« June 2007 | Main | August 2007 »

July 10, 2007

U.S. National Chief Instructor Seminar


I taught Ki and Ki-Aikido at the U.S. National Chief instructors’ seminar in Maryland, USA from June 21 (Thursday) to June 24 (Sunday), 2007. This seminar is for instructors of our branches in U.S. It is held once per year and each year in a different location. This is the most important seminar in the U.S., therefore, I go there and teach annually. Seminar was held in Oregon last year, and in Las Vegas two years ago.

This year’s host was Maryland Ki Society. The seminar took place in the town of Silver Spring which is 30 minutes from Washington DC by car. Our seminar location was in a US governmental building. Therefore, security was tight. The seminar place was a little crowded because of many participants, however, it was really nice place.



The theme of the U.S. National seminar was “Keep one point”. I taught the difference between “keep one point” and “loose one point” thoroughly. I taught each participant() directly and let all participants experience the difference through Kokyu dosa, Kokyu nage, Nikyo, Sankyo, Koteoroshi, Shihonage and other techniques in the seminar.

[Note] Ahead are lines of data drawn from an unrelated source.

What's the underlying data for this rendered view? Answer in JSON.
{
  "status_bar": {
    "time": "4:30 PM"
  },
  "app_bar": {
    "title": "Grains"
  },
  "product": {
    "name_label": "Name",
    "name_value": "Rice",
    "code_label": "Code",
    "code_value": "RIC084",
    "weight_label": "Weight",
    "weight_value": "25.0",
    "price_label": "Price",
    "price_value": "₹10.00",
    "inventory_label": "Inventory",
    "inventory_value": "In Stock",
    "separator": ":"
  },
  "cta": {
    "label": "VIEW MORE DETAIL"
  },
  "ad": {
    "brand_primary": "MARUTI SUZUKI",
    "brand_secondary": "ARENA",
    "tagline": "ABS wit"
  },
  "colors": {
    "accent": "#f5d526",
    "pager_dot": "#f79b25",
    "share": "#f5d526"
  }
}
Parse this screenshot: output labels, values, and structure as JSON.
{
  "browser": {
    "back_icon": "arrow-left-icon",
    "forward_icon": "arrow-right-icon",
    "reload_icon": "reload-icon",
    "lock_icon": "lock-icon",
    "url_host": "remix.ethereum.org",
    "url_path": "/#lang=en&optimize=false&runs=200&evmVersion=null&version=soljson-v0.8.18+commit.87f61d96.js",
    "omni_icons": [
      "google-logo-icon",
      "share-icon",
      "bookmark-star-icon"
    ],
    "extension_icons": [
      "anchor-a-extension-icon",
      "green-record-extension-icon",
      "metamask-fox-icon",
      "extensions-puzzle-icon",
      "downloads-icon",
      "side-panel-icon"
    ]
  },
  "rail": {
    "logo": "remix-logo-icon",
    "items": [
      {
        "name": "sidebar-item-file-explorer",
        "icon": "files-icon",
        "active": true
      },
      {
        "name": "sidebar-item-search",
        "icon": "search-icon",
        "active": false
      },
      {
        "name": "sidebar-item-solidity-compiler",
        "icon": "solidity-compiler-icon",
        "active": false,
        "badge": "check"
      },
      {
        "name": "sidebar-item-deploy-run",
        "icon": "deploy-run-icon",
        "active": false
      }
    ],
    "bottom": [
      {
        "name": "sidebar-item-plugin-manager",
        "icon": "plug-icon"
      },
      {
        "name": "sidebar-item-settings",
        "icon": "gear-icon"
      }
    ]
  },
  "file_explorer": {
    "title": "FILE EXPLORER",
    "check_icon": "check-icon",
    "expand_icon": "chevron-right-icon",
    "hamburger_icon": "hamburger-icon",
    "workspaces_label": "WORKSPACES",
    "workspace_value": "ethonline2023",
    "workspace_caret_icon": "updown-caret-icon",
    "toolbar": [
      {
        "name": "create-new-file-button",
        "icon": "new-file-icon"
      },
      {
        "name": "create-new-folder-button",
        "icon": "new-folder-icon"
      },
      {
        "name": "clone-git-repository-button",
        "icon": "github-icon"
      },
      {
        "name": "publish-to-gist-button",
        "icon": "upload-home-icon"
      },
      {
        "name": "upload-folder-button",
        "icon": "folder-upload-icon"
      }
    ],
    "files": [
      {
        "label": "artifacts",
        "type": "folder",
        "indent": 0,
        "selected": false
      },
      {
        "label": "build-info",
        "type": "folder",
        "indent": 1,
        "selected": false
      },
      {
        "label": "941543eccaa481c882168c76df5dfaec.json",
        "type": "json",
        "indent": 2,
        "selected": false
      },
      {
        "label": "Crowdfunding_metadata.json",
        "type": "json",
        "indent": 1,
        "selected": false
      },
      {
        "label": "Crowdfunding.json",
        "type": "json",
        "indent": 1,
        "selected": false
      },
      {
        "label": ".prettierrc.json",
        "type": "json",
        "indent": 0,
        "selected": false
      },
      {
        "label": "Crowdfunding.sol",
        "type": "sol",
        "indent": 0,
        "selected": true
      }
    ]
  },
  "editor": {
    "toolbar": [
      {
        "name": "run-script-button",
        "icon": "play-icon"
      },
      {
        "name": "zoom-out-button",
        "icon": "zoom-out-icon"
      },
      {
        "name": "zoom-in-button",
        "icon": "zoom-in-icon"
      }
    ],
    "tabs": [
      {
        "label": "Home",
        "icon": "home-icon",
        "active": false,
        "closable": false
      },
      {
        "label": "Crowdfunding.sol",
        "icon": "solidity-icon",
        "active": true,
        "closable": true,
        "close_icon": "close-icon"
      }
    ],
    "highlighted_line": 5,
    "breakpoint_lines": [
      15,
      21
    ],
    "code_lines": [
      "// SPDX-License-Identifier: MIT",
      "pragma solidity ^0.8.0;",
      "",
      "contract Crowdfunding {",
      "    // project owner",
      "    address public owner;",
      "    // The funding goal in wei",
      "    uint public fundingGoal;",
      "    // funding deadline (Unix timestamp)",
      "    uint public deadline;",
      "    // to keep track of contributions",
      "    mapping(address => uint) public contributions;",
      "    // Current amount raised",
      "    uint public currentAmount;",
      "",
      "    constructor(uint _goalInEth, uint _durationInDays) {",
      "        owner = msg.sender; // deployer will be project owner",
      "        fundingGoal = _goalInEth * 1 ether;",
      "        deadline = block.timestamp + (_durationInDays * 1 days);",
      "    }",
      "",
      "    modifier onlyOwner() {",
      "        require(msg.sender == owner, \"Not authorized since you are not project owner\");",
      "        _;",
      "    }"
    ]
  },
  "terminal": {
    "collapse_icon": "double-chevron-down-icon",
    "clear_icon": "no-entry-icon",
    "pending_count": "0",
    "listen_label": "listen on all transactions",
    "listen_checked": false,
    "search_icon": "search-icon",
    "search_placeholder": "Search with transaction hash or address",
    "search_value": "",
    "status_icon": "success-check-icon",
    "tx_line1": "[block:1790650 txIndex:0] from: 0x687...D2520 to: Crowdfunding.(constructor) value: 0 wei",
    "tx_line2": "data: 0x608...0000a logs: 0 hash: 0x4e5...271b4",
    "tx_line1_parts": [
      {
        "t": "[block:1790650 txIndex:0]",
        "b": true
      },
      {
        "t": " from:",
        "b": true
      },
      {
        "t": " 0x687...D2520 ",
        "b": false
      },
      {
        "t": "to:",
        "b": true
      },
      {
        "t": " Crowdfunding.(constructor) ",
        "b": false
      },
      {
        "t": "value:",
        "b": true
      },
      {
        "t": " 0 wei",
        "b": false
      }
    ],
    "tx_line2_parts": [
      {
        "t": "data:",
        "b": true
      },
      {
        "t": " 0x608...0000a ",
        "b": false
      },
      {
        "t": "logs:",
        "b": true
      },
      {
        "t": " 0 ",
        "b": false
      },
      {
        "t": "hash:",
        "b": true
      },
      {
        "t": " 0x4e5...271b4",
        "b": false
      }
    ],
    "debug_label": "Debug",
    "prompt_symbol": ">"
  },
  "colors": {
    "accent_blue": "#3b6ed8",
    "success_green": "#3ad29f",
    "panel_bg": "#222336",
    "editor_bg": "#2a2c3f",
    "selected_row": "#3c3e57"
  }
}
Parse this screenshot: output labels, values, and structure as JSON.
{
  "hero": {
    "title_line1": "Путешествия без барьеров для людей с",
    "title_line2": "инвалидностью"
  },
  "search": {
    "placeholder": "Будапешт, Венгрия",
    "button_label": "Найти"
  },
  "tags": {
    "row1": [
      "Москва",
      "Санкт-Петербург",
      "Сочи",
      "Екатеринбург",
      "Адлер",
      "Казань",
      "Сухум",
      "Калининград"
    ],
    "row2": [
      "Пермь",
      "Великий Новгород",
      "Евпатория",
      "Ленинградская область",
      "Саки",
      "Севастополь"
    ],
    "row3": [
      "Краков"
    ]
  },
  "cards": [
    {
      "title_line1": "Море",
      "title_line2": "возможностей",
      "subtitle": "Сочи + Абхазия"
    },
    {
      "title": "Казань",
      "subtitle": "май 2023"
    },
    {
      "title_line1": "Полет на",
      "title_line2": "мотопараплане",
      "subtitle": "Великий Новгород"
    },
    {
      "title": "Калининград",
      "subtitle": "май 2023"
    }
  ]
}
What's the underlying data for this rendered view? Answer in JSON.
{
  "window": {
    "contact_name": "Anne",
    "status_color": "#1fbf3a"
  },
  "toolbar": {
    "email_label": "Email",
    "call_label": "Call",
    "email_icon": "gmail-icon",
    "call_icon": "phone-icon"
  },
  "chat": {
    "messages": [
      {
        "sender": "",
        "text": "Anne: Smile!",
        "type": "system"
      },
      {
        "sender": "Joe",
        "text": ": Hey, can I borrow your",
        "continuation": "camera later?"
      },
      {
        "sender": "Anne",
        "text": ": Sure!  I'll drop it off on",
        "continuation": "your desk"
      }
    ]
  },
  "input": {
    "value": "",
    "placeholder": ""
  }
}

Seminar_4_2_1 Seminar_5_2_1

Seminar_9_2_1 Seminar_10_2_1

Seminar_11_1_1 Seminar_12_1_1

Seminar_14_1_1 Seminar_15_1_1

The point to master “Keep one point” is we must realize that we loose one point whenever our attention is in our head or whenever we get nervous. When you can realize this, you will be able to calm your mind in one point.

To master this, first, you watch the other person’s posture and movement to know if the person keeps one point or not. In the beginning, some participants could not see the difference, however, as the seminar progressed, they started to understand the difference. At last, they were able to understand the difference between Keep one point and loose one point for themselves.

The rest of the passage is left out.